Sadoul évoque sans équivoque « le montage d’éléments sonores » et la « combinaison de sons ». Or, il n’existe qu’une seule possibilité en 1916 pour réaliser ce type de construction : le montage à la source – que l’on peut assimiler au montage caméra – où l’assemblage s’effectue au moment de l’acquisition par enregistrement successif de bruits. Il s’agit là très certainement de la technique employée par Vertov à laquelle il est possible d’adjoindre le tuilage, techniquement envisageable par ré-enregistrement, bien que celui-ci provoque une augmentation considérable du bruit de fond. Vertov imagine-t-il la combinaison de sons selon une construction horizontale, ou bien cherche-t-il à travailler verticalement afin de créer des polyphonies de bruits ? Il est plausible que Vertov, ne possédant qu’une seule machine, pratique le montage au moment de la prise de son et ne puisse pas effectuer de repiquage. De plus, la manipulation du phonographe n’autorisant pas de contrôle véritablement précis du montage, il est probable qu’une grande part de l’élaboration soit laissée au hasard, ce qui laisse songeur quant à la qualité des articulations, et la valeur musicale des montages de Vertov. L’imprécision des propos de Sadoul se manifeste également lorsqu’il mentionne que Vertov a « tenté de créer ce qu’on appelle aujourd’hui la musique concrète ». Bien que les premières années de la musique concrète de 1948 à 1950 s’élaborent, comme les expériences de Vertov dans son laboratoire de l’ouïe, à partir de la gravure sur disques souples, l’Etude aux chemins de fer, première des Etudes de bruits de Pierre Schaeffer, prend toutefois en compte la possibilité de transformer le son en postproduction par le ralentissement, l’accélération, l’inversion du son et le bouclage, grâce à la technique du sillon fermé. Sur ce point précis, Georges Sadoul ne délivre aucune information distincte quant à la technique adoptée par Vertov, ni sur la qualité de sa production sonore. Rien non plus ne vient confirmer si l’idée de la transformation des sons est envisagée au moment de la prise de son, ni même si celle-ci est envisagée tout court.

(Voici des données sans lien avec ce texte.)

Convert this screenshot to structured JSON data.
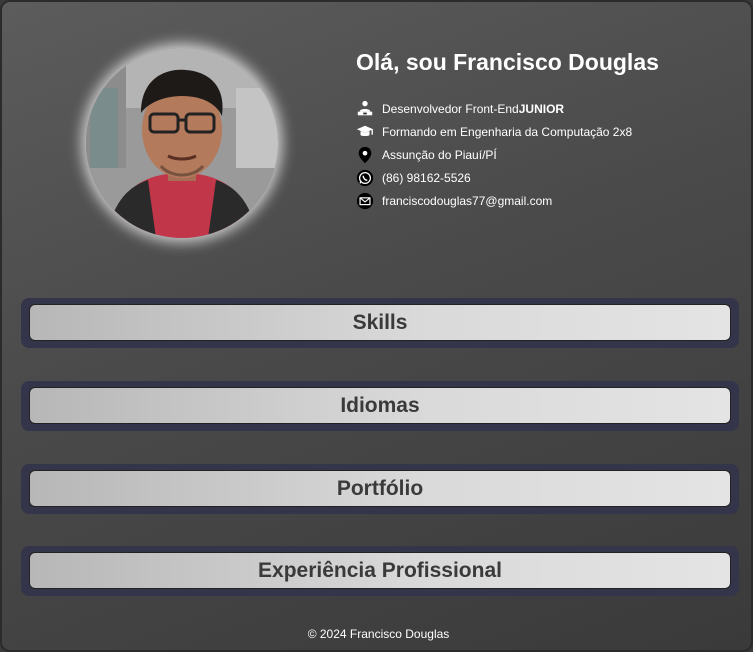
{
  "profile": {
    "heading": "Olá, sou Francisco Douglas",
    "role_prefix": "Desenvolvedor Front-End ",
    "role_level": "JUNIOR",
    "education": "Formando em Engenharia da Computação 2x8",
    "location": "Assunção do Piauí/PÍ",
    "phone": "(86) 98162-5526",
    "email": "franciscodouglas77@gmail.com"
  },
  "icons": {
    "role": "developer-icon",
    "education": "graduation-cap-icon",
    "location": "map-pin-icon",
    "phone": "whatsapp-icon",
    "email": "envelope-icon"
  },
  "sections": {
    "skills": "Skills",
    "languages": "Idiomas",
    "portfolio": "Portfólio",
    "experience": "Experiência Profissional"
  },
  "footer": {
    "text": "© 2024 Francisco Douglas"
  },
  "colors": {
    "section_frame": "#34344a",
    "button_text": "#3a3a3a",
    "text": "#ffffff"
  }
}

Si Russolo avec ses instruments bruiteurs concentre ses travaux sonores de manière « non imitative », il en va tout autrement de Dziga Vertov qui conçoit le bruit comme une réalité concrète. Son laboratoire de l’ouïe le conduit d’ailleurs à une représentation auditive de la « vérité » à travers la théorie du « radio-oreille » qu’il développe dans un souci rigoureux de restituer une objectivité auditive.
Selon Georges Sadoul, Dziga Vertov put, pour ses expériences, prendre l’Art des bruits de Luigi Russolo comme modèle, mais à la différence fondamentale qu’il refusa les instruments « imitatifs » pour employer l’enregistrement de sons réels. Nous savons aujourd’hui que Vertov n’avait pas connaissance des travaux de Russolo. Georges Sadoul montre toutefois que Dziga Vertov utilisait des éléments expressément catalogués trois ans plus tôt par Luigi Russolo comme des cascades, des moteurs, ou encore des scies mécaniques. Quels autres sons naturels ou citadins que ceux répertoriés par Russolo pouvaient attirer la curiosité d’un musicien futuriste comme Dziga Vertov sans recoupement possible ? De toute évidence, son emploi du phonographe – et donc la fixation du son sur un quelconque support, disques en cire, rouleaux ou cylindres – se démarque très nettement de la démarche de son homologue italien qui s’attache à reproduire les bruits mécaniquement. L’emploi d’un instrument enregistreur lui apporte d’emblée une forme « d’objectivité », une approche de la réalité sonore qui deviendra par la suite la définition même de son approche cinématographique : le Kino Pravda, le « cinéma-vérité ».
Toujours selon Georges Sadoul, Dziga Vertov pratique également dans son laboratoire de l’ouïe le montage de sténogrammes et le montage de mots, plus directement en rapport avec le langage et la poésie, dans le même esprit que les « poètes phonographistes ». Cette dernière technique lui sert notamment pour constituer certains poèmes tels Je vois, ou Start (1917).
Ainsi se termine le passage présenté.